在做进程安全监控的时候,拍脑袋决定的,如果发现一个进程在D状态时,即TASK_UNINTERRUPTIBLE(不可中断的睡眠状态),时间超过了8min,就将系统panic掉。恰好DB组做日志时,将整个log缓存到内存中,最后刷磁盘,结果系统就D状态了很长时间,自然panic了,中间涉及到Linux的缓存写回刷磁盘的一些机制和调优方法,写一下总结。
目前机制需要将脏页刷回到磁盘一般是以下情况:
- 脏页缓存占用的内存太多,内存空间不足;
- 脏页已经更改了很长时间,时间上已经到了临界值,需要及时刷新保持内存和磁盘上数据一致性;
- 外界命令强制刷新脏页到磁盘
- write写磁盘时检查状态刷新
内核使用pdflush线程刷新脏页到磁盘,pdflush线程个数在2和8之间,可以通过/proc/sys/vm/nr_pdflush_threads文件直接查看,具体策略机制参看源码函数__pdflush。
一、内核其他模块强制刷新
先说一下第一种和第三种情况:当内存空间不足或外界强制刷新的时候,脏页的刷新是通过调用wakeup_pdflush函数实现的,调用其函数的有do_sync、free_more_memory、try_to_free_pages。wakeup_pdflush的功能是通过background_writeout的函数实现的:
static void background_writeout(unsigned long _min_pages)
{
long min_pages = _min_pages;
struct writeback_control wbc = {
.bdi = NULL,
.sync_mode = WB_SYNC_NONE,
.older_than_this = NULL,
.nr_to_write = 0,
.nonblocking = 1,
};
for ( ; ; ) {
struct writeback_state wbs;
long background_thresh;
long dirty_thresh;
get_dirty_limits(&wbs, &background_thresh, &dirty_thresh, NULL);
if (wbs.nr_dirty + wbs.nr_unstable < background_thresh
&& min_pages <= 0)
break;
wbc.encountered_congestion = 0;
wbc.nr_to_write = MAX_WRITEBACK_PAGES;
wbc.pages_skipped = 0;
writeback_inodes(&wbc);
min_pages -= MAX_WRITEBACK_PAGES - wbc.nr_to_write;
if (wbc.nr_to_write > 0 || wbc.pages_skipped > 0) {
/* Wrote less than expected */
blk_congestion_wait(WRITE, HZ/10);
if (!wbc.encountered_congestion)
break;
}
}
}
background_writeout进到一个死循环里面,通过get_dirty_limits获取脏页开始刷新的临界值background_thresh,即为dirty_background_ratio的总内存页数百分比,可以通过proc接口/proc/sys/vm/dirty_background_ratio调整,一般默认为10。当脏页超过临界值时,调用writeback_inodes写MAX_WRITEBACK_PAGES(1024)个页,直到脏页比例低于临界值。
二、内核定时器启动刷新
内核在启动的时候在page_writeback_init初始化wb_timer定时器,超时时间是dirty_writeback_centisecs,单位是0.01秒,可以通过/proc/sys/vm/dirty_writeback_centisecs调节。wb_timer的触发函数是wb_timer_fn,最终是通过wb_kupdate实现。

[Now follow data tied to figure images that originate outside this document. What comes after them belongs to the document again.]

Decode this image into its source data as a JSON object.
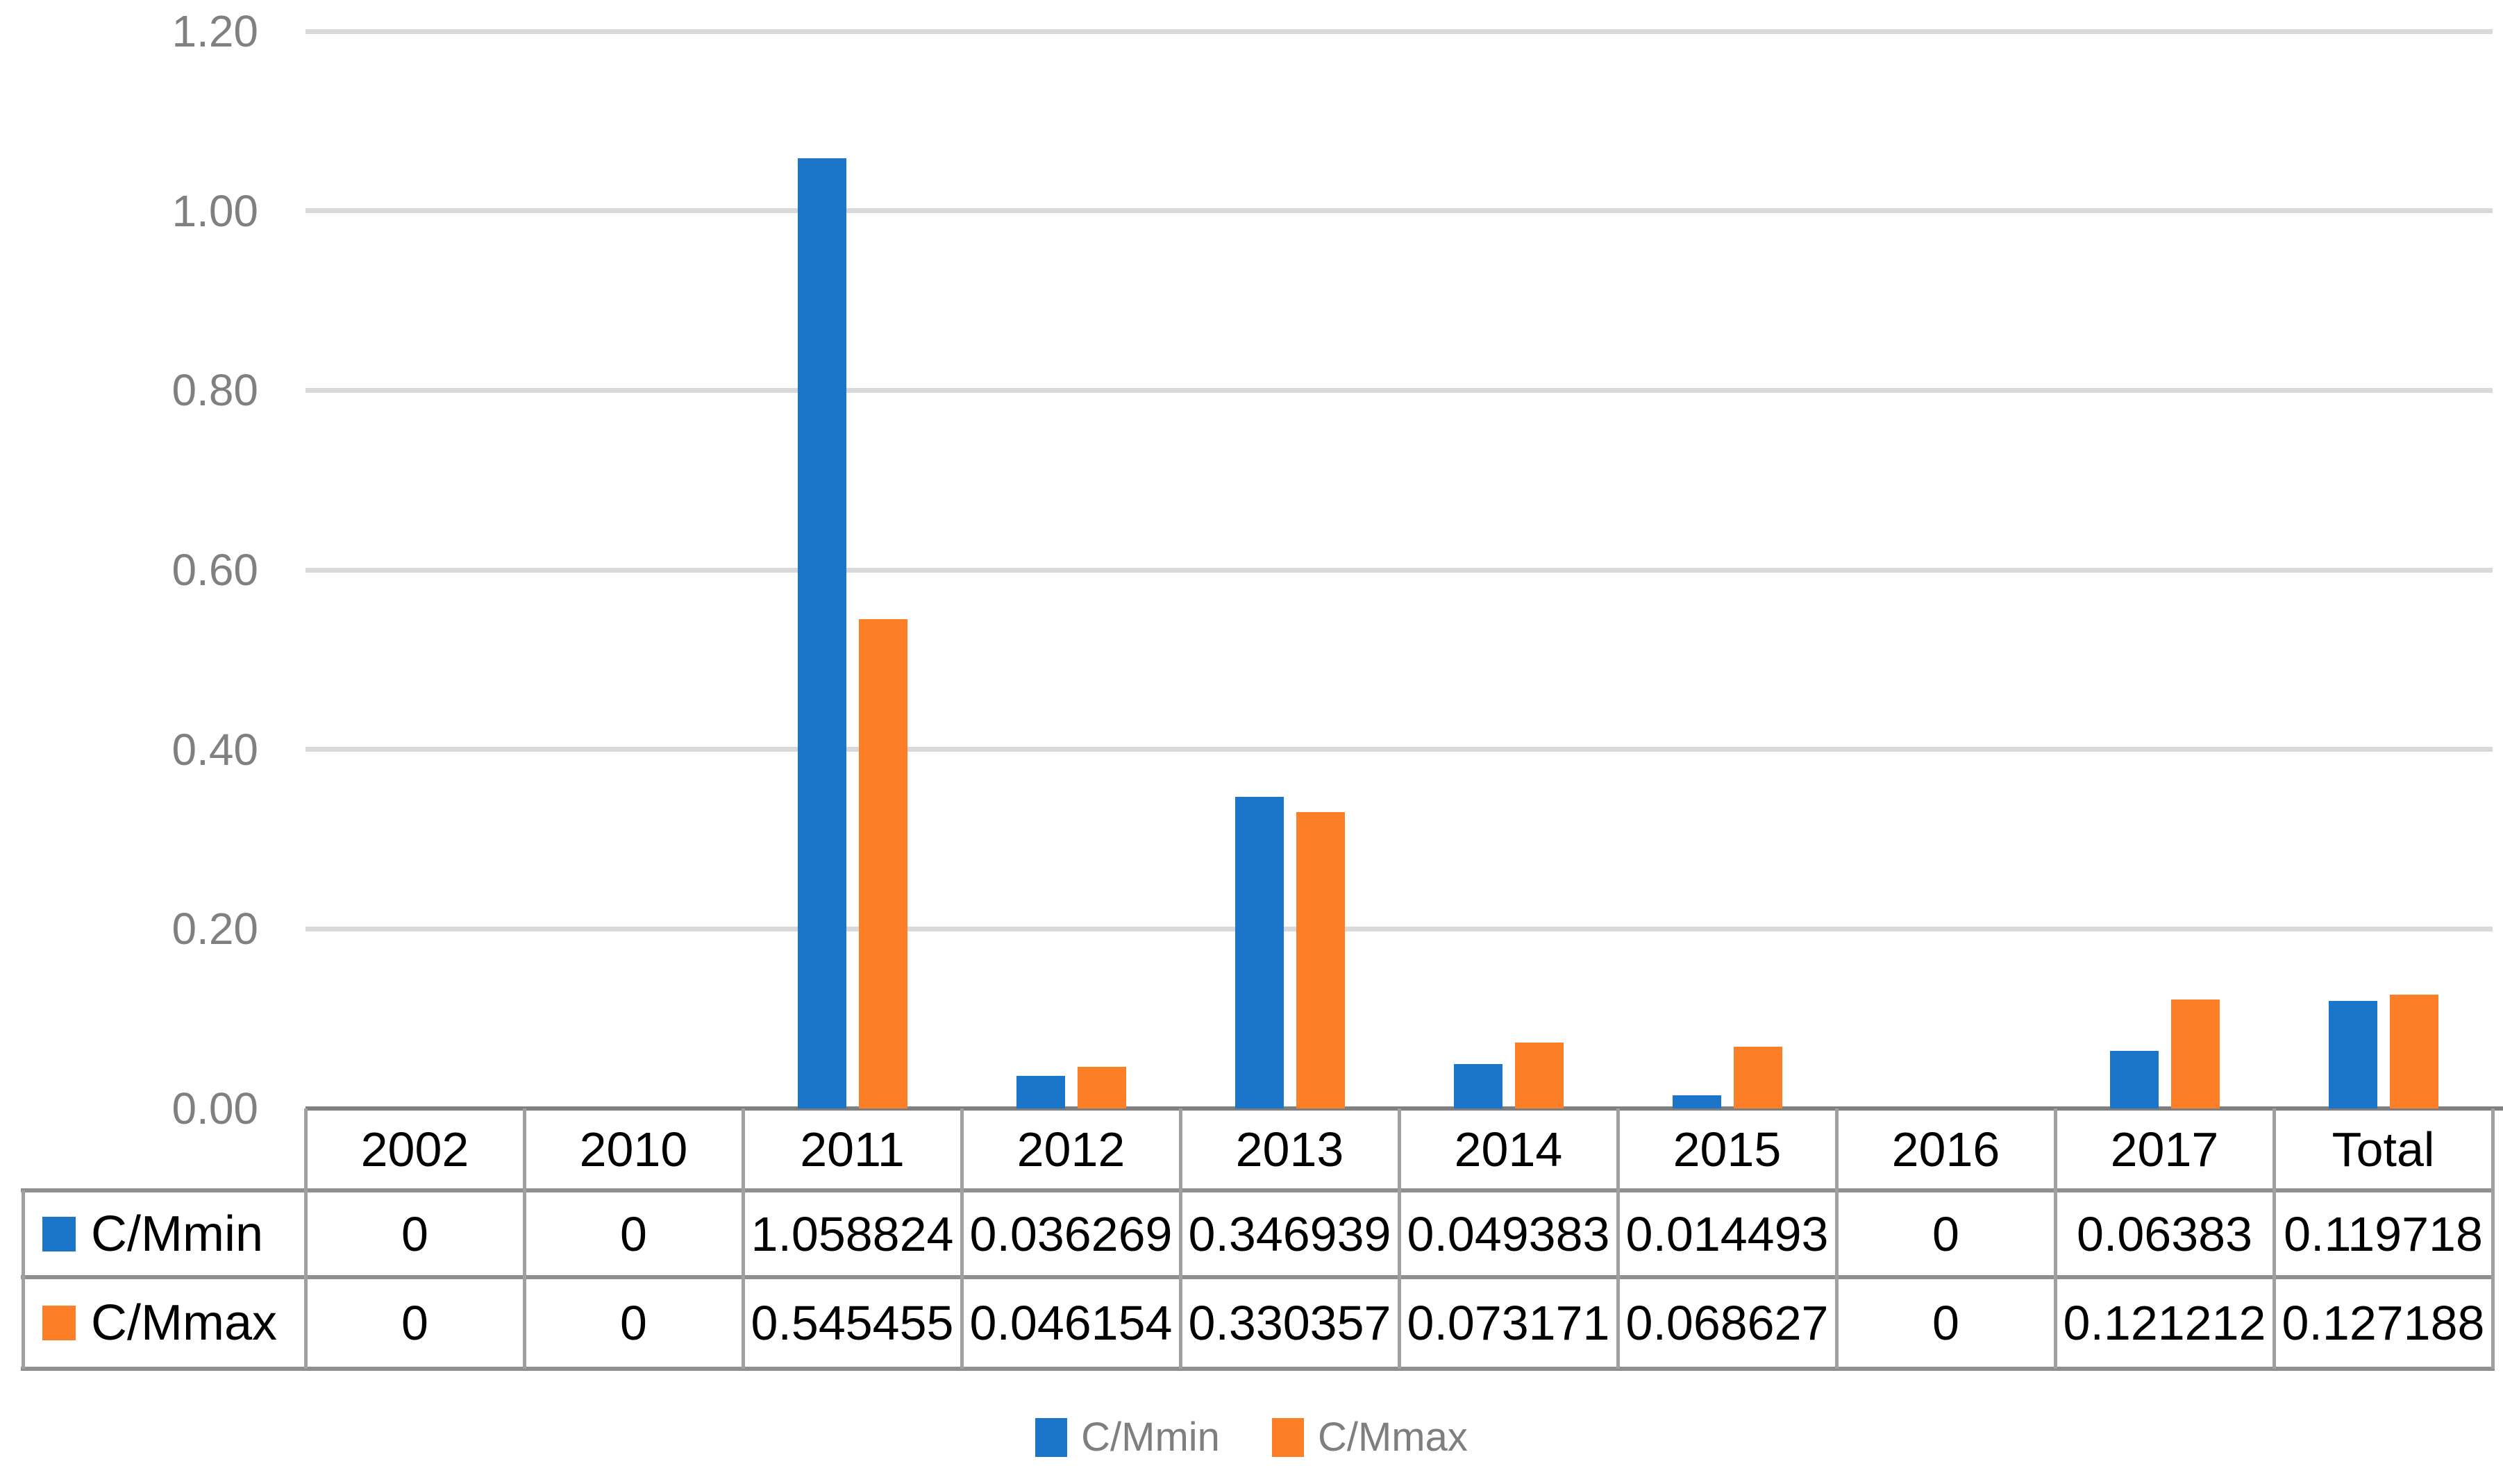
{
  "chart_data": {
    "type": "bar",
    "title": "",
    "xlabel": "",
    "ylabel": "",
    "categories": [
      "2002",
      "2010",
      "2011",
      "2012",
      "2013",
      "2014",
      "2015",
      "2016",
      "2017",
      "Total"
    ],
    "series": [
      {
        "name": "C/Mmin",
        "color": "#1B75C8",
        "values": [
          0,
          0,
          1.058824,
          0.036269,
          0.346939,
          0.049383,
          0.014493,
          0,
          0.06383,
          0.119718
        ],
        "value_labels": [
          "0",
          "0",
          "1.058824",
          "0.036269",
          "0.346939",
          "0.049383",
          "0.014493",
          "0",
          "0.06383",
          "0.119718"
        ]
      },
      {
        "name": "C/Mmax",
        "color": "#FC7E26",
        "values": [
          0,
          0,
          0.545455,
          0.046154,
          0.330357,
          0.073171,
          0.068627,
          0,
          0.121212,
          0.127188
        ],
        "value_labels": [
          "0",
          "0",
          "0.545455",
          "0.046154",
          "0.330357",
          "0.073171",
          "0.068627",
          "0",
          "0.121212",
          "0.127188"
        ]
      }
    ],
    "ylim": [
      0,
      1.2
    ],
    "yticks": [
      0,
      0.2,
      0.4,
      0.6,
      0.8,
      1.0,
      1.2
    ],
    "ytick_labels": [
      "0.00",
      "0.20",
      "0.40",
      "0.60",
      "0.80",
      "1.00",
      "1.20"
    ],
    "grid": true,
    "legend_position": "bottom",
    "data_table_shown": true
  },
  "legend": {
    "items": [
      {
        "label": "C/Mmin",
        "color": "#1B75C8"
      },
      {
        "label": "C/Mmax",
        "color": "#FC7E26"
      }
    ]
  },
  "colors": {
    "background": "#FFFFFF",
    "gridline": "#D9D9D9",
    "axis_line": "#7F7F7F",
    "table_border_h": "#8F8F8F",
    "table_border_v": "#A0A0A0",
    "tick_label_text": "#808080",
    "legend_text": "#7F7F7F",
    "table_text": "#000000"
  }
}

static void wb_kupdate(unsigned long arg)
{
sync_supers();
get_writeback_state(&wbs);
oldest_jif = jiffies - (dirty_expire_centisecs * HZ) / 100;
start_jif = jiffies;
next_jif = start_jif + (dirty_writeback_centisecs * HZ) / 100;
nr_to_write = wbs.nr_dirty + wbs.nr_unstable +
(inodes_stat.nr_inodes - inodes_stat.nr_unused);
while (nr_to_write > 0) {
wbc.encountered_congestion = 0;
wbc.nr_to_write = MAX_WRITEBACK_PAGES;
writeback_inodes(&wbc);
if (wbc.nr_to_write > 0) {
if (wbc.encountered_congestion)
blk_congestion_wait(WRITE, HZ/10);
else
break; /* All the old data is written */
}
nr_to_write -= MAX_WRITEBACK_PAGES - wbc.nr_to_write;
}
if (time_before(next_jif, jiffies + HZ))
next_jif = jiffies + HZ;
if (dirty_writeback_centisecs)
mod_timer(&wb_timer, next_jif);
}
上面的代码没有拷贝全。内核首先将超级块信息刷新到文件系统上,然后获取oldest_jif作为wbc的参数只刷新已修改时间大于dirty_expire_centisecs的脏页,dirty_expire_centisecs参数可以通过/proc/sys/vm/dirty_expire_centisecs调整。
三、WRITE写文件刷新缓存
用户态使用WRITE函数写文件时也有可能要刷新脏页,generic_file_buffered_write函数会在将写的内存页标记为脏之后,根据条件刷新磁盘以平衡当前脏页比率,参看balance_dirty_pages_ratelimited函数:
void balance_dirty_pages_ratelimited(struct address_space *mapping)
{
static DEFINE_PER_CPU(int, ratelimits) = 0;
long ratelimit;
ratelimit = ratelimit_pages;
if (dirty_exceeded)
ratelimit = 8;
/*
* Check the rate limiting. Also, we do not want to throttle real-time
* tasks in balance_dirty_pages(). Period.
*/
if (get_cpu_var(ratelimits)++ >= ratelimit) {
__get_cpu_var(ratelimits) = 0;
put_cpu_var(ratelimits);
balance_dirty_pages(mapping);
return;
}
put_cpu_var(ratelimits);
}
balance_dirty_pages_ratelimited函数通过ratelimit_pages调节刷新(调用balance_dirty_pages函数)的次数,每ratelimit_pages次调用才会刷新一次,具体刷新过程看balance_dirty_pages函数:
static void balance_dirty_pages(struct address_space *mapping)
{
struct writeback_state wbs;
long nr_reclaimable;
long background_thresh;
long dirty_thresh;
unsigned long pages_written = 0;
unsigned long write_chunk = sync_writeback_pages();
struct backing_dev_info *bdi = mapping->backing_dev_info;
for (;;) {
struct writeback_control wbc = {
.bdi = bdi,
.sync_mode = WB_SYNC_NONE,
.older_than_this = NULL,
.nr_to_write = write_chunk,
};
get_dirty_limits(&wbs, &background_thresh,
&dirty_thresh, mapping);
nr_reclaimable = wbs.nr_dirty + wbs.nr_unstable;
if (nr_reclaimable + wbs.nr_writeback <= dirty_thresh)
break;
if (!dirty_exceeded)
dirty_exceeded = 1;
/* Note: nr_reclaimable denotes nr_dirty + nr_unstable.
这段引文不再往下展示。